Based on a recent previous post regarding putative batch effect consideration and possible correction for downstream analysis (**Putative batch effect assessment and correction for downstream DE analysis with microarray dataset**), i show a specific part of my code regarding a statistical downstream analysis with limma in R, for an affymetrix microarray (after normalization and filtering, without batch effect correction):

**group <- eset.rma$characteristics_ch1.2.group** # condition/variable of interest

**batch <- eset.rma$characteristics_ch1.3.batch** # the study that each sample originates

`levels(group)`

`[1] "Normal" "SLE"`

`table(group)`

`group`

`Normal SLE `

` 30 150`

`table(batch)`

`batch`

`Additional HCs ILLUMINATE-1 ILLUMINATE-2 `

` 30 74 76`

`table(comb)`

`comb`

`Normal_Additional HCs SLE_ILLUMINATE-1 SLE_ILLUMINATE-2 `

` 30 74 76`

`design <- model.matrix(~group + batch)`

`fit <- lmFit(eset.filtered,design)`

`Coefficients not estimable: `

**batchILLUMINATE-2**

`Warning message:`

`Partial NA coefficients for 28982 probe(s) `

`head(design)`

` (Intercept) groupSLE batchILLUMINATE-1 batchILLUMINATE-2`

`1 1 0 0 0`

`2 1 0 0 0`

`3 1 0 0 0`

`4 1 0 0 0`

`5 1 0 0 0`

`6 1 0 0 0`

`fit2 <- eBayes(fit,robust=TRUE,trend=TRUE)`

`Warning messages:`

`1: In out$var.prior[is.na(out$var.prior)] <- 1/out$s2.prior :`

` number of items to replace is not a multiple of replacement length`

`2: In ebayes(fit = fit, proportion = proportion, stdev.coef.lim = stdev.coef.lim, :`

` Estimation of var.prior failed - set to default value`

`head(fit2$coefficients)`

` (Intercept) groupSLE batchILLUMINATE-1`

`TC01000001.hg.1 8.544837 -0.74892092 0.01868471`

`TC01000004.hg.1 5.747258 0.38620409 -0.29748385`

`TC01000005.hg.1 11.016003 -0.19336129 -0.19723122`

`TC01000006.hg.1 12.578547 -0.05337643 -0.04274937`

`TC01000007.hg.1 13.000369 -0.15541910 -0.09165933`

`TC01000008.hg.1 8.235910 0.04377552 -0.27044804`

` batchILLUMINATE-2`

`TC01000001.hg.1 NA`

`TC01000004.hg.1 NA`

`TC01000005.hg.1 NA`

`TC01000006.hg.1 NA`

`TC01000007.hg.1 NA`

`TC01000008.hg.1 NA`

Overall, i can understand from the above warnings, that due to the possible confounding of my variable of interest –**group with the batch variable** ,there are possibly no available degrees of freedom to compute this specific coef. However, regarding my main goal, that is the **groupSLE coef/comparison**, can i "trust" my above results, when i include the batch variable in the design matrix, **even the relative coef batchILLUMINATE-2** is not estimable ?

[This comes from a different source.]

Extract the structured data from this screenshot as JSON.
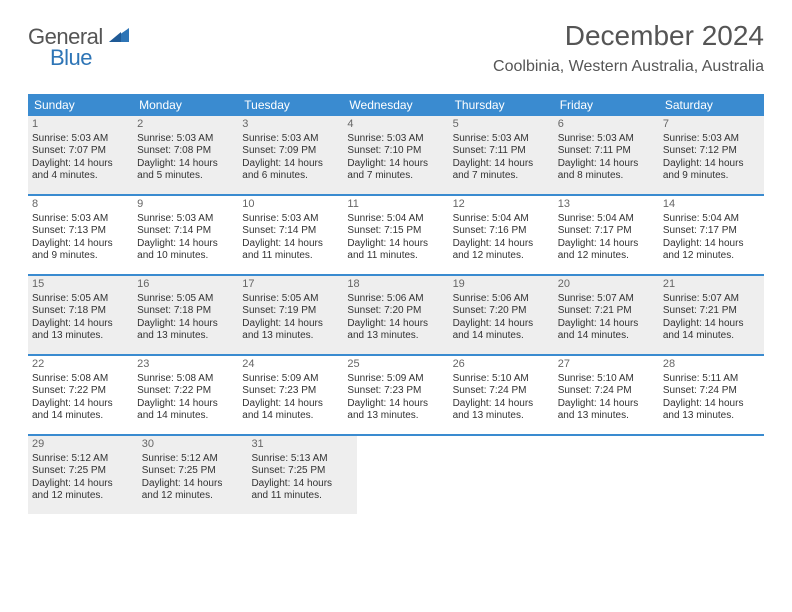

(*My final notion for including the batch, is despite the fact that from the plots in my previous post mentioned there is no strong signal for batch effect[-link above], however, i would like to take into account the information about the origin of study in each sample-in order, to perhaps avoid possible cased of DE genes that would be due to batch differences in expression).

Any help/suggestion would be much appreciated !!!